I say light comedies should aim for 90 minutes and go as long as 105 if need be. (Could someone please let Judd Apatow know this was good enough for Preston Sturges, a better writer/director of comedies than he is? 135 minutes for movies like the director's cut of The 40-Year-Old Virgin is crazy. On the other hand, I could watch Sturges' The Lady Eve, a brisk 94 minutes, 100 times and not get tired of it.) Meatier comedies could go up to two hours, and not one second longer. Non-epic dramas really ought to be able to be told in 120 minutes, too, though I'll allow a cushion of 10 extra minutes. Popcorn flicks like Indiana Jones and the X-Men movies should keep it to two hours, too. (Last year's Transformers, based on a line of toys--a line of toys!!--clocked in at 144 minutes. I didn't see it, but for me, that sounds about 140 minutes too long, give or take.)
Epics ... well, once you go over two and half hours, my attention begins to flag, no matter how good the movie is. Lawrence of Arabia starts trying my patience around that point. Can we say two hours, 45 minutes? Oh, if you're David Lean, OK, OK, you can have three hours. But that is it, sir. (The only way I got through Bertolucci's The Last Emperor was with the help of an extra-large Coke and extra-large popcorn. That was the theatrical version, at 160 minutes. The DVD director's cut? 219. There isn't enough Coke in the world for that.)
The Lord of the Rings trilogy is a special case. The theatrical versions bored me a bit, to be honest (especially the second one). The DVD versions are longer ... yet somehow seem shorter. They flow better. But I could never watch any of them in one night--they must be split in two. Fortunately, all are divided over two disks. And yes, I get a lump in my throat at the end of The Return of the King.

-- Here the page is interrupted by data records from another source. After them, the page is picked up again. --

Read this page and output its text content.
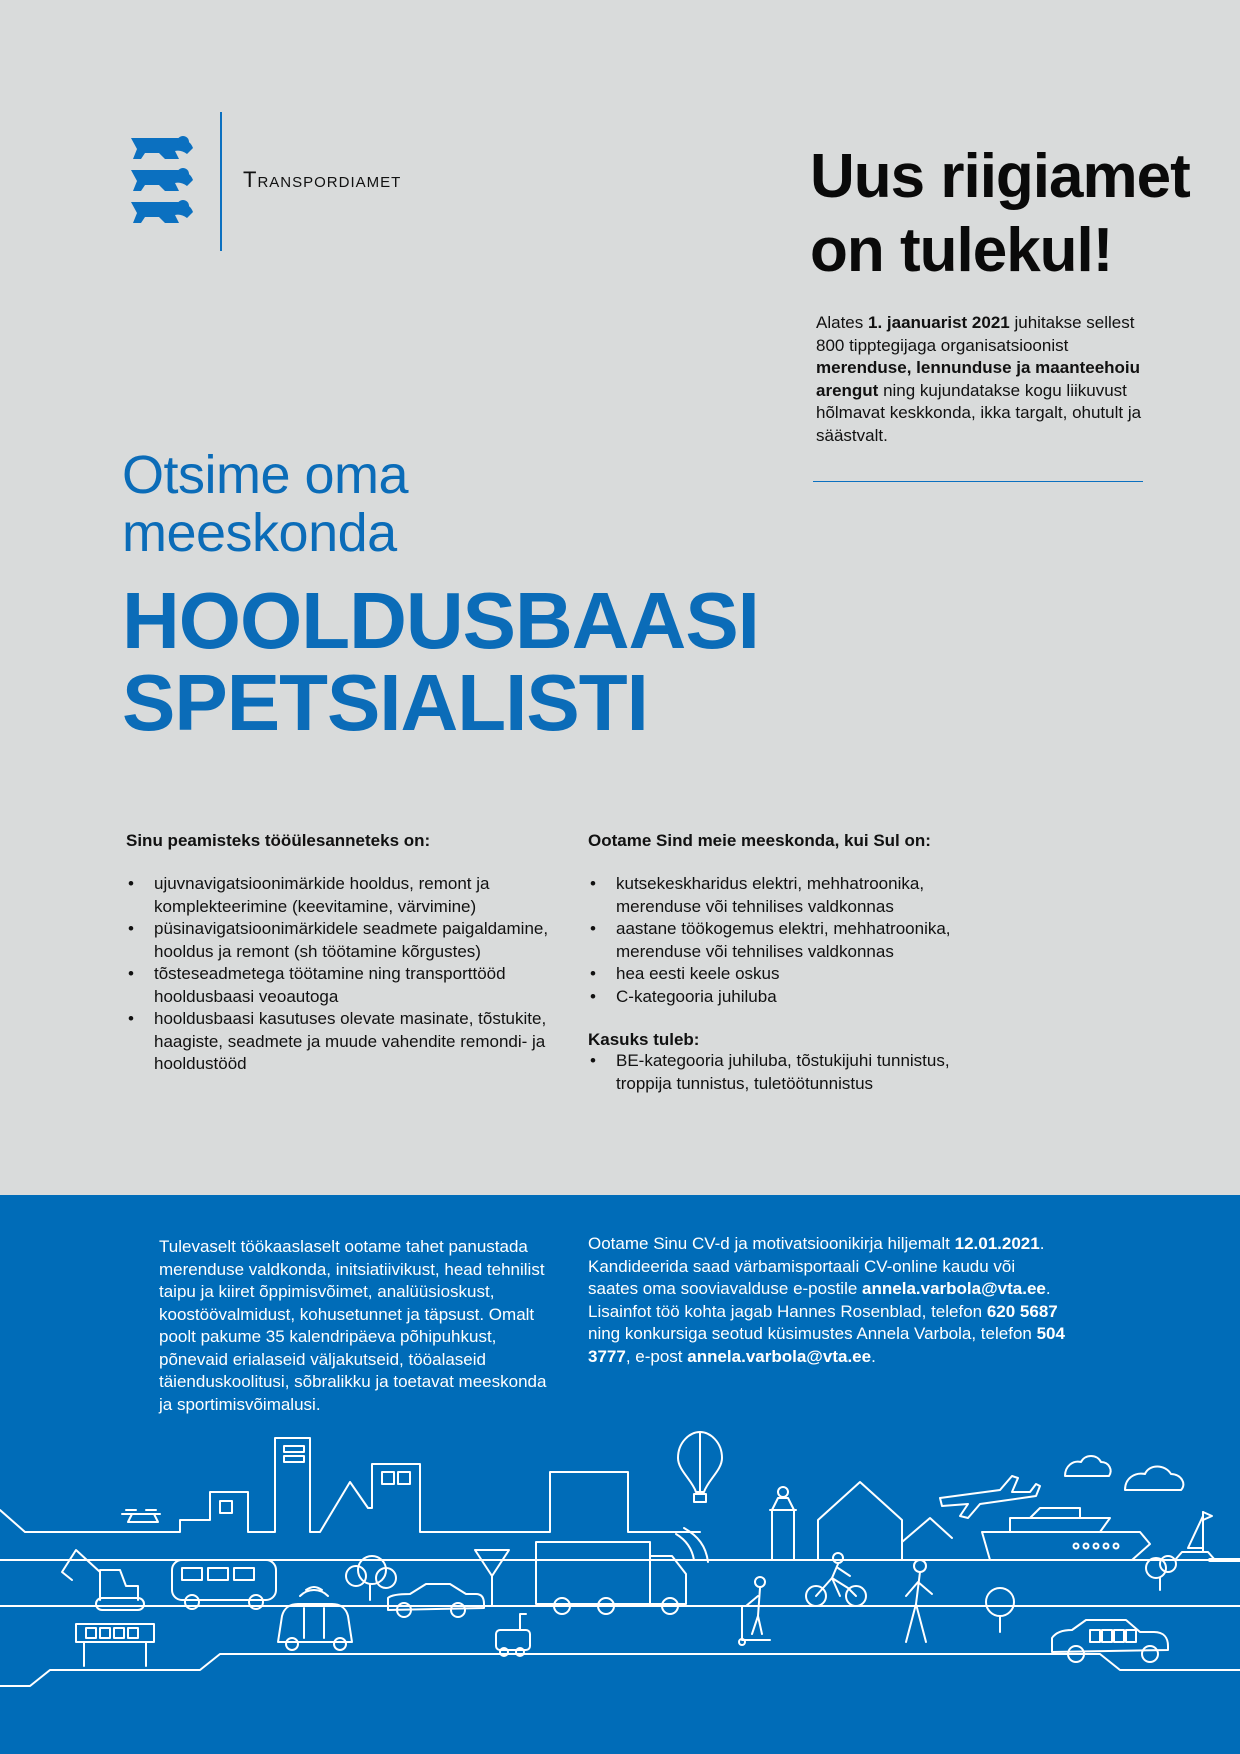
Transpordiamet	Uus riigiamet
on tulekul!
Alates 1. jaanuarist 2021 juhitakse sellest 800 tipptegijaga organisatsioonist merenduse, lennunduse ja maanteehoiu arengut ning kujundatakse kogu liikuvust hõlmavat keskkonda, ikka targalt, ohutult ja säästvalt.
Otsime oma
meeskonda
HOOLDUSBAASI
SPETSIALISTI
Sinu peamisteks tööülesanneteks on:
• ujuvnavigatsioonimärkide hooldus, remont ja komplekteerimine (keevitamine, värvimine)
• püsinavigatsioonimärkidele seadmete paigaldamine, hooldus ja remont (sh töötamine kõrgustes)
• tõsteseadmetega töötamine ning transporttööd hooldusbaasi veoautoga
• hooldusbaasi kasutuses olevate masinate, tõstukite, haagiste, seadmete ja muude vahendite remondi- ja hooldustööd
Ootame Sind meie meeskonda, kui Sul on:
• kutsekeskharidus elektri, mehhatroonika, merenduse või tehnilises valdkonnas
• aastane töökogemus elektri, mehhatroonika, merenduse või tehnilises valdkonnas
• hea eesti keele oskus
• C-kategooria juhiluba
Kasuks tuleb:
• BE-kategooria juhiluba, tõstukijuhi tunnistus, troppija tunnistus, tuletöötunnistus
Tulevaselt töökaaslaselt ootame tahet panustada merenduse valdkonda, initsiatiivikust, head tehnilist taipu ja kiiret õppimisvõimet, analüüsioskust, koostöövalmidust, kohusetunnet ja täpsust. Omalt poolt pakume 35 kalendripäeva põhipuhkust, põnevaid erialaseid väljakutseid, tööalaseid täienduskoolitusi, sõbralikku ja toetavat meeskonda ja sportimisvõimalusi.
Ootame Sinu CV-d ja motivatsioonikirja hiljemalt 12.01.2021. Kandideerida saad värbamisportaali CV-online kaudu või saates oma sooviavalduse e-postile annela.varbola@vta.ee. Lisainfot töö kohta jagab Hannes Rosenblad, telefon 620 5687 ning konkursiga seotud küsimustes Annela Varbola, telefon 504 3777, e-post annela.varbola@vta.ee.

The upcoming Steven Soderbergh movie about Che Guevara is four hours. Ugh. No way. It may get divided into two separate features, which sounds like a good idea.
Not that I'm dying to see two movies about Che. Cher, maybe.

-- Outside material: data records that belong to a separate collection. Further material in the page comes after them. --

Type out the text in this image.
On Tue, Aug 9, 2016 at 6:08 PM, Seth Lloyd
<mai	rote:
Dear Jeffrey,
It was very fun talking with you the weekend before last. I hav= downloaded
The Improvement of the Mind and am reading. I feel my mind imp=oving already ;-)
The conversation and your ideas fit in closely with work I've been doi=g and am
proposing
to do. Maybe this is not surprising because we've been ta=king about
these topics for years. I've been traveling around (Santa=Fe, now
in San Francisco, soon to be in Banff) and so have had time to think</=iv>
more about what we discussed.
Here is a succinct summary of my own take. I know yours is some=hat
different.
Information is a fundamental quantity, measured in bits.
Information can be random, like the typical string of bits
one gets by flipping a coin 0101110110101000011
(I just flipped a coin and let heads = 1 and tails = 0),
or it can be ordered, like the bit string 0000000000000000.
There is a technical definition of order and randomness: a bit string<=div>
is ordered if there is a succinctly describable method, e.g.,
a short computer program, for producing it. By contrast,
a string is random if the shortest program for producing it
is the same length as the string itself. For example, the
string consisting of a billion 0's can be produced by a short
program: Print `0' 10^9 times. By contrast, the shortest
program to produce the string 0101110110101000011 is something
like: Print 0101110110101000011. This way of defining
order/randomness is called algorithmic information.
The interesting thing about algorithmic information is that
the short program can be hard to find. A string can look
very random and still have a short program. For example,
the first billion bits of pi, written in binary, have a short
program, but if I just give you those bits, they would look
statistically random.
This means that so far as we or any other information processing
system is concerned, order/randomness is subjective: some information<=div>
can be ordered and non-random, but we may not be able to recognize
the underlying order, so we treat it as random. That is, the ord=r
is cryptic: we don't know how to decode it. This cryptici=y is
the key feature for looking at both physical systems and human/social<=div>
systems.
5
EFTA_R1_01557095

GREAT-MINDS-THINK-ALIKE UPDATE: The New Yorker's Anthony Lane on the Sex and the City movie:
What followed was not strictly a movie. It was more like a TV show on steroids. The televised episodes, which ran from 1998 to 2004, lasted for no more than half an hour each. So, spare a thought for the director of the film, Michael Patrick King, who also wrote the screenplay. Faced with the flimsiest of concepts, he had to take it by both ends and pull until he stretched it out to two and a quarter hours. Two and a quarter! When Garbo made “Anna Karenina,” in 1935, she got happy, unhappy, loved, left, and under the train in less than a hundred minutes, so how the hell are her successors supposed to fill the time?